Bugün insanlar bu hikmetleri unuttu. Herkes birbirinin cebine bakıyor. Arkadaş dediğin, güzel vakit geçirmek için gelir. Ama dost dediğin, sana hayat verir. Ölümünden sonra bile ardından dua ediyorsa, işte o zaman bir şeyler başarmışsın demektir.
44 yıllık gazetecilik hayatımda bir şeyi hep gördüm: Gerçek dost, yüreğinle kazandığın insandır. Arkadaş çok olur; ama dost azdır, özdür. Bugün herkes para için koşuyor. Ama unutmayın, para gelir geçer. Bir dostun yoksa, dünya kadar paran olsa neye yarar?
İster Anadolu şivesiyle oku ister İstanbul Türkçesiyle; dostluk dediğin zenginlik değil, yürek işidir. Para dediğin gelir geçer, ama dost dediğin ömür boyu kalır. “Benim dostum var mı?” diye bir sor kendine. Eğer varsa, onun kıymetini bil. Yoksa da arama, çünkü dost bulunmaz; yüreğine layık olan gelir seni bulur.
Çünkü dostluk, alınmaz satılmaz; yürekten gelir. Ömrünüz dostlukla dolsun; gerisi teferruattır.

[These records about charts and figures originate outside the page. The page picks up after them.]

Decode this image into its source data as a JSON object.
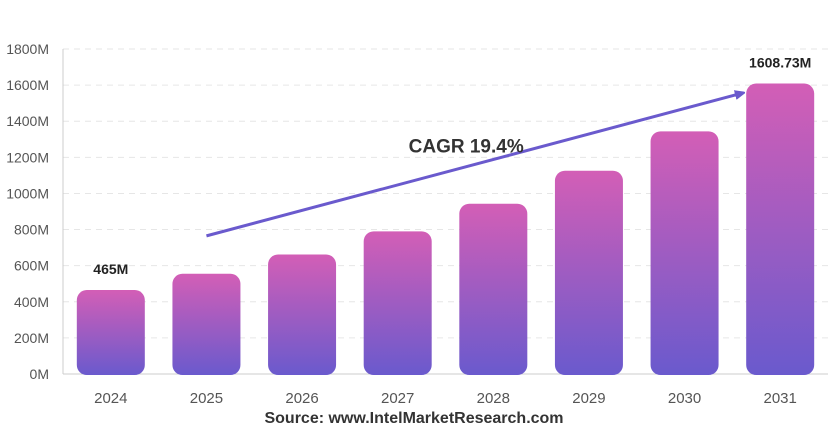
{
  "chart_data": {
    "type": "bar",
    "title": "",
    "xlabel": "",
    "ylabel": "",
    "categories": [
      "2024",
      "2025",
      "2026",
      "2027",
      "2028",
      "2029",
      "2030",
      "2031"
    ],
    "values": [
      465,
      555,
      662,
      790,
      943,
      1126,
      1344,
      1608.73
    ],
    "value_unit_suffix": "M",
    "ylim": [
      0,
      1800
    ],
    "yticks": [
      "0M",
      "200M",
      "400M",
      "600M",
      "800M",
      "1000M",
      "1200M",
      "1400M",
      "1600M",
      "1800M"
    ],
    "data_labels": [
      {
        "category": "2024",
        "text": "465M"
      },
      {
        "category": "2031",
        "text": "1608.73M"
      }
    ],
    "annotation": "CAGR 19.4%",
    "grid": true,
    "colors": {
      "bar_top": "#D35EB6",
      "bar_bottom": "#6A5ACD",
      "arrow": "#6A5ACD"
    }
  },
  "source": "Source: www.IntelMarketResearch.com"
}
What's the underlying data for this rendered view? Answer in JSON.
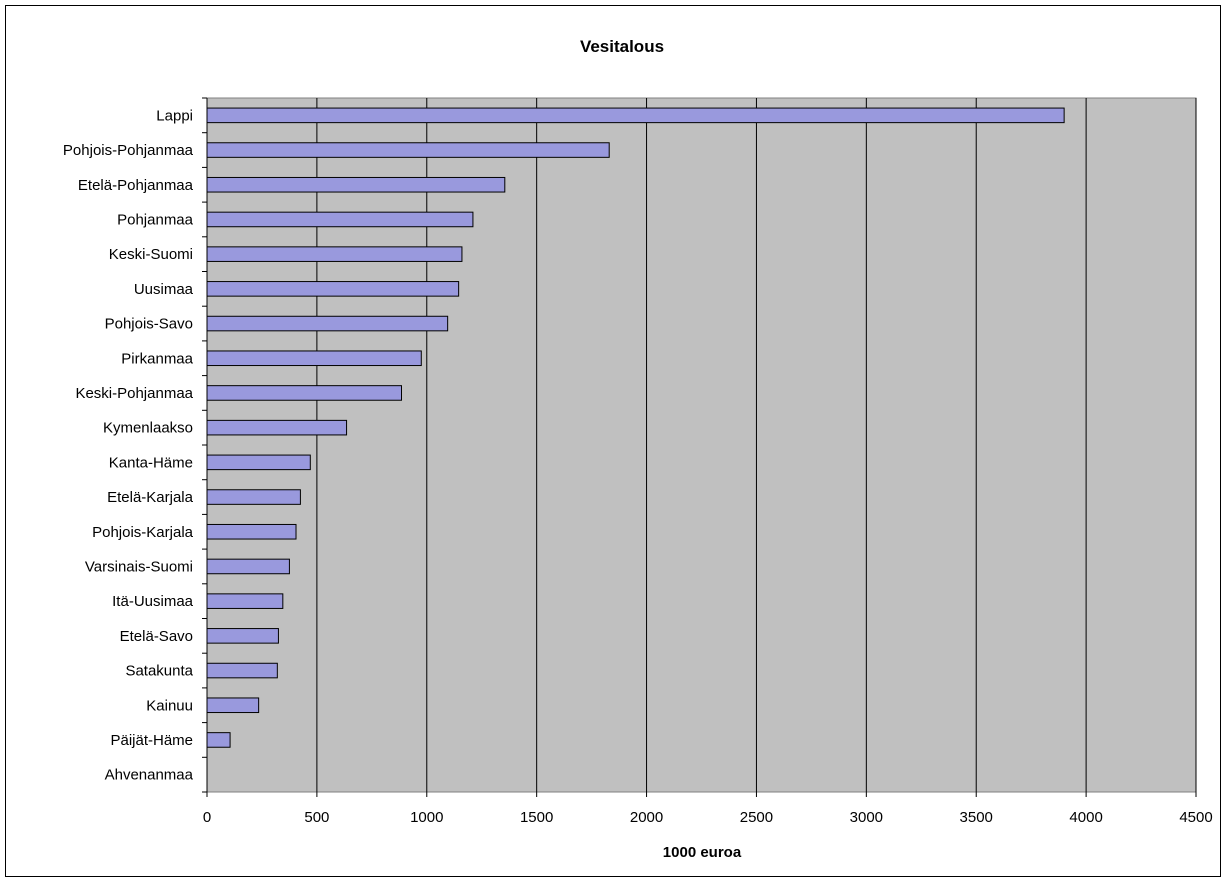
{
  "chart_data": {
    "type": "bar",
    "orientation": "horizontal",
    "title": "Vesitalous",
    "xlabel": "1000 euroa",
    "ylabel": "",
    "xlim": [
      0,
      4500
    ],
    "x_ticks": [
      0,
      500,
      1000,
      1500,
      2000,
      2500,
      3000,
      3500,
      4000,
      4500
    ],
    "grid": "vertical",
    "legend": "none",
    "categories": [
      "Lappi",
      "Pohjois-Pohjanmaa",
      "Etelä-Pohjanmaa",
      "Pohjanmaa",
      "Keski-Suomi",
      "Uusimaa",
      "Pohjois-Savo",
      "Pirkanmaa",
      "Keski-Pohjanmaa",
      "Kymenlaakso",
      "Kanta-Häme",
      "Etelä-Karjala",
      "Pohjois-Karjala",
      "Varsinais-Suomi",
      "Itä-Uusimaa",
      "Etelä-Savo",
      "Satakunta",
      "Kainuu",
      "Päijät-Häme",
      "Ahvenanmaa"
    ],
    "values": [
      3900,
      1830,
      1355,
      1210,
      1160,
      1145,
      1095,
      975,
      885,
      635,
      470,
      425,
      405,
      375,
      345,
      325,
      320,
      235,
      105,
      0
    ],
    "colors": {
      "bar_fill": "#9999dd",
      "bar_stroke": "#000000",
      "plot_background": "#c0c0c0",
      "gridline": "#000000"
    }
  }
}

Dipnot: İnsanlık, maddiyattan üstün bir değer. Ya bu değeri yaşatacağız, ya da yalnızlığın ortasında kaybolup gideceğiz. Seçim senin. REMZİ HAYTA- MALATYA’DAN
Dost demek çok önemli bazen kardeşten anne babadan bile daha önemli iyi bir dost ben de çok şanslıyım ki hayatımda çok iyi dostlarım var para pul mevki hiç önemli değil önemli olan bunlar olmadan dost kalabilmek 🤲
Değerli Hayta yazınız sabah dersi gibi oldu. Rabbim dost kalmayı ve dosta sahip olmayı ihsan eylesin.